Aller au contenu

Le mythe

Moi, dans les ruines rouges du siècle, une pièce écrite par Olivier Kermeid.

Crédit photo: Stéphanie Capistran-Lalonde

Il n’est pas bien difficile de comprendre pourquoi le cœur de Marie-Thérèse Fortin a fondu devant Moi, dans les ruines rouges du siècle.Tous connaissent l’apostolat du Théâtre d’Aujourd’hui : promouvoir le théâtre québécois contemporain. Et justement, c’est dans l’extraction de cette dramaturgie francophone, éveillée à l’Autre dans les dernières années, que s’aligne la pièce d’Olivier Kemeid.
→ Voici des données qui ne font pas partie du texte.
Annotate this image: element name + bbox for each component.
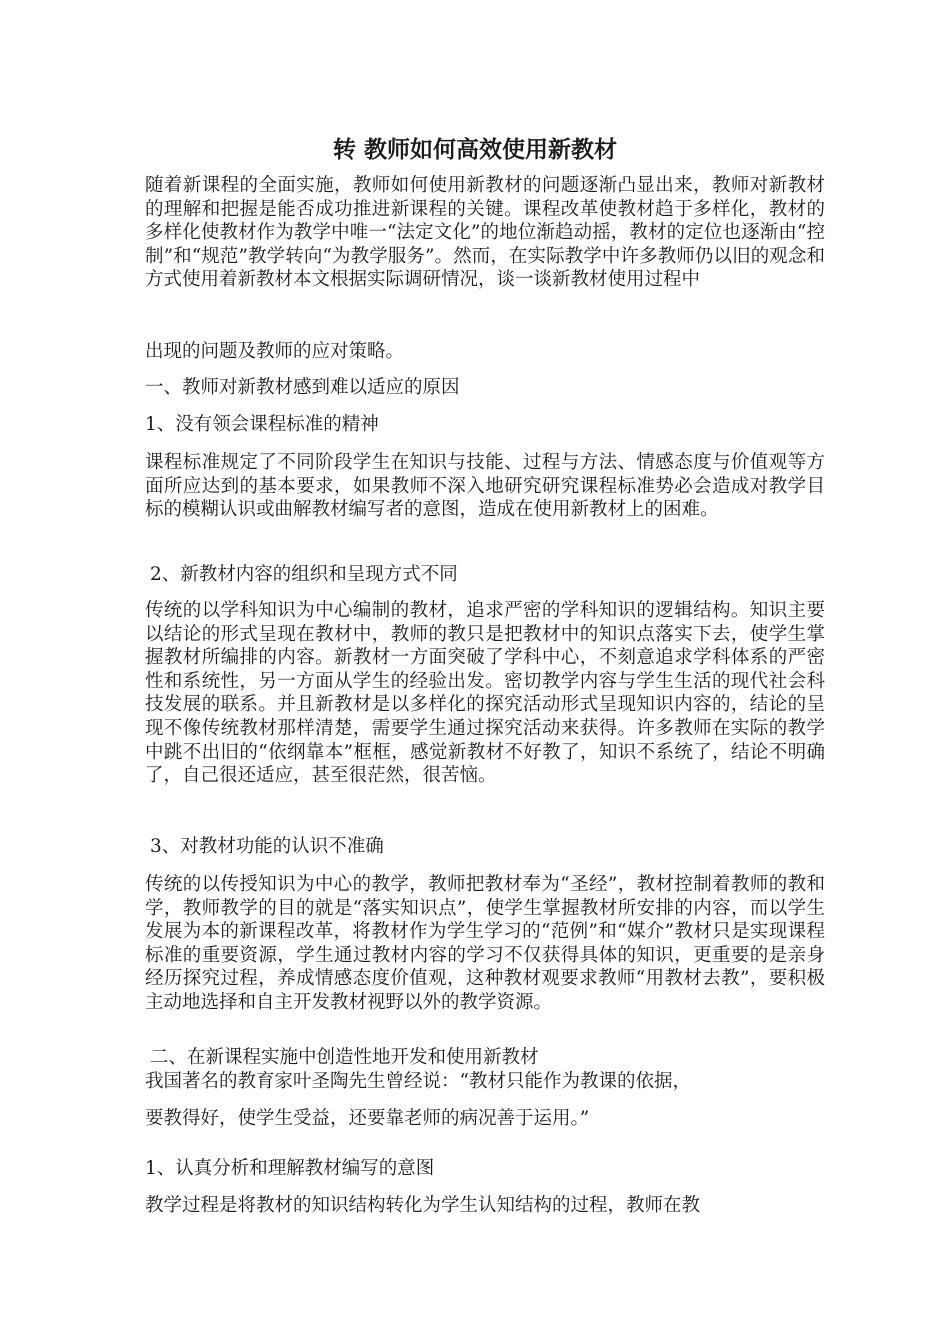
section-heading-1: 一、教师对新教材感到难以适应的原因: [145, 377, 460, 398]
intro-paragraph: 随着新课程的全面实施，教师如何使用新教材的问题逐渐凸显出来，教师对新教材的理解和把握是能否成功推进新课程的关键。课程改革使教材趋于多样化，教材的多样化使教材作为教学中唯一“法定文化”的地位渐趋动摇，教材的定位也逐渐由“控制”和“规范”教学转向“为教学服务”。然而，在实际教学中许多教师仍以旧的观念和方式使用着新教材本文根据实际调研情况，谈一谈新教材使用过程中: [145, 175, 825, 291]
intro-paragraph-tail: 出现的问题及教师的应对策略。: [145, 341, 405, 362]
quote-line-2: 要教得好，使学生受益，还要靠老师的病况善于运用。”: [145, 1108, 590, 1129]
subsection-heading-3: 3、对教材功能的认识不准确: [150, 836, 384, 857]
subsection-paragraph-3: 传统的以传授知识为中心的教学，教师把教材奉为“圣经”，教材控制着教师的教和学，教师教学的目的就是“落实知识点”，使学生掌握教材所安排的内容，而以学生发展为本的新课程改革，将教材作为学生学习的“范例”和“媒介”教材只是实现课程标准的重要资源，学生通过教材内容的学习不仅获得具体的知识，更重要的是亲身经历探究过程，养成情感态度价值观，这种教材观要求教师“用教材去教”，要积极主动地选择和自主开发教材视野以外的教学资源。: [145, 874, 825, 1013]
subsection-heading-1: 1、没有领会课程标准的精神: [145, 414, 379, 435]
subsection-paragraph-1: 课程标准规定了不同阶段学生在知识与技能、过程与方法、情感态度与价值观等方面所应达到的基本要求，如果教师不深入地研究研究课程标准势必会造成对教学目标的模糊认识或曲解教材编写者的意图，造成在使用新教材上的困难。: [145, 452, 825, 521]
subsection-paragraph-2: 传统的以学科知识为中心编制的教材，追求严密的学科知识的逻辑结构。知识主要以结论的形式呈现在教材中，教师的教只是把教材中的知识点落实下去，使学生掌握教材所编排的内容。新教材一方面突破了学科中心，不刻意追求学科体系的严密性和系统性，另一方面从学生的经验出发。密切教学内容与学生生活的现代社会科技发展的联系。并且新教材是以多样化的探究活动形式呈现知识内容的，结论的呈现不像传统教材那样清楚，需要学生通过探究活动来获得。许多教师在实际的教学中跳不出旧的“依纲靠本”框框，感觉新教材不好教了，知识不系统了，结论不明确了，自己很还适应，甚至很茫然，很苦恼。: [145, 600, 825, 787]
quote-line-1: 我国著名的教育家叶圣陶先生曾经说：“教材只能作为教课的依据，: [145, 1071, 691, 1092]
subsection-heading-4: 1、认真分析和理解教材编写的意图: [145, 1158, 435, 1179]
section-heading-2: 二、在新课程实施中创造性地开发和使用新教材: [150, 1047, 539, 1068]
subsection-heading-2: 2、新教材内容的组织和呈现方式不同: [150, 564, 458, 585]
subsection-paragraph-4: 教学过程是将教材的知识结构转化为学生认知结构的过程，教师在教: [145, 1195, 701, 1216]
document-title: 转 教师如何高效使用新教材: [332, 136, 617, 163]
Crédit photo : Stéphanie Capistran-Lalonde

En effet, si son œuvre traite en apparence de la vie d’un Montréalais trentenaire, elle puise plutôt dans les racines d’un passé tourmenté au sein de la désagrégée Union des Républiques socialistes soviétiques. Le rôle principal, rendu par son bon ami Sasha Samar, a fait jaser comme jamais la vie personnelle d’un acteur ne l’avait fait auparavant.
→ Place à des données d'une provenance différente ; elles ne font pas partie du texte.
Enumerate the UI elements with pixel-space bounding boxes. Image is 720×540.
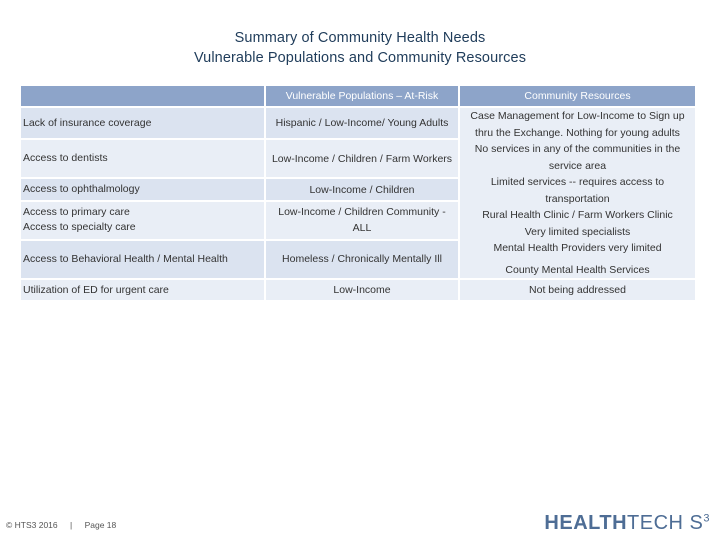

Né en 1969 dans une ville minière d’Ukraine, Sasha Samar habite seul avec son père. C’est un enfant sportif, au point d’entrer dans l’équipe nationale de natation en vue des Jeux olympiques de Moscou. Victime d’un souffle au cœur, il arrête la compétition et voit sa vie bouleversée par une rencontre messianique avec le théâtre. Alors, ses drames familiaux s’emmêlent avec le cours de l’Histoire : accident nucléaire de Tchernobyl, service militaire au Kazakhstan, démantèlement de l’URSS.  Dans l’exposé de la vie hors des planches de ce comédien, vous aurez compris que l’on retrouve la trame centrale de la pièce montée par Olivier Kemeid. Après avoir méticuleusement couché sur papier le récit de vie de son compagnon, il a décidé d’en faire une pièce de théâtre et de donner l’opportunité à Sasha Samar de jouer sa propre vie sur scène. Malheureusement, ce scénario des plus intéressants ne donne qu’un résultat peu reluisant.

Tout d’abord, le ton donné au sujet par l’auteur est franchement déplacé. Tanguant de manière schizophrénique entre tragique et comique, le script, bien que pratiquement biographique, réussit à confondre le spectateur dans une anarchie de sentiments. Certes, le verbe se vaut à quelques endroits, mais cela ne saurait passer sous silence l’absence d’évolution psychologique chez les personnages, tout comme la piètre danse des moments d’intensité.

Crédit photo : Stéphanie Capistran-Lalonde

La mise en scène offerte est aussi désordonnée. On peut cependant reconnaître l’évidente qualité technique de cette dernière. La scénographie frappe par sa simplicité et pourtant, au fur et à mesure que l’histoire se, déroule on aperçoit ses détails et ses élégants rappels historiques. La musique, sans être un élément principal, intervient au bon moment. Les mouvements et déplacements des acteurs sont réussis et dynamisent ce que laisse en rester le décor immobile.

Le jeu des acteurs est franc.  Sasha Samar est certainement celui qui se démarque le plus, car il a su à quelques reprises transmettre une sensation de chaleur aux spectateurs. Le « je-suis-un-père-détruit-qui-geint » de Robert Lalonde, dans le rôle de Vassili, est éreintant à la longue. Annick Bergeron, Sophie Cadieux et Geoffrey Gaguère, qui complètent la distribution, caricaturent leur personnage, mais cela semble être fait à la demande du metteur en scène. Alors, il est difficile de les critiquer.

Plein de belles choses en perspectives, mais un résultat décevant. Il serait possible d’expliquer ce résultat par un manque de recul de l’auteur/metteur en scène, face au périple romanesque de son complice. Créer un mythe nécessiterait ainsi de la distance, et c’est probablement ce que pensait la salle en ovation, debout à la tombée du rideau, au Théâtre d’Aujourd’hui.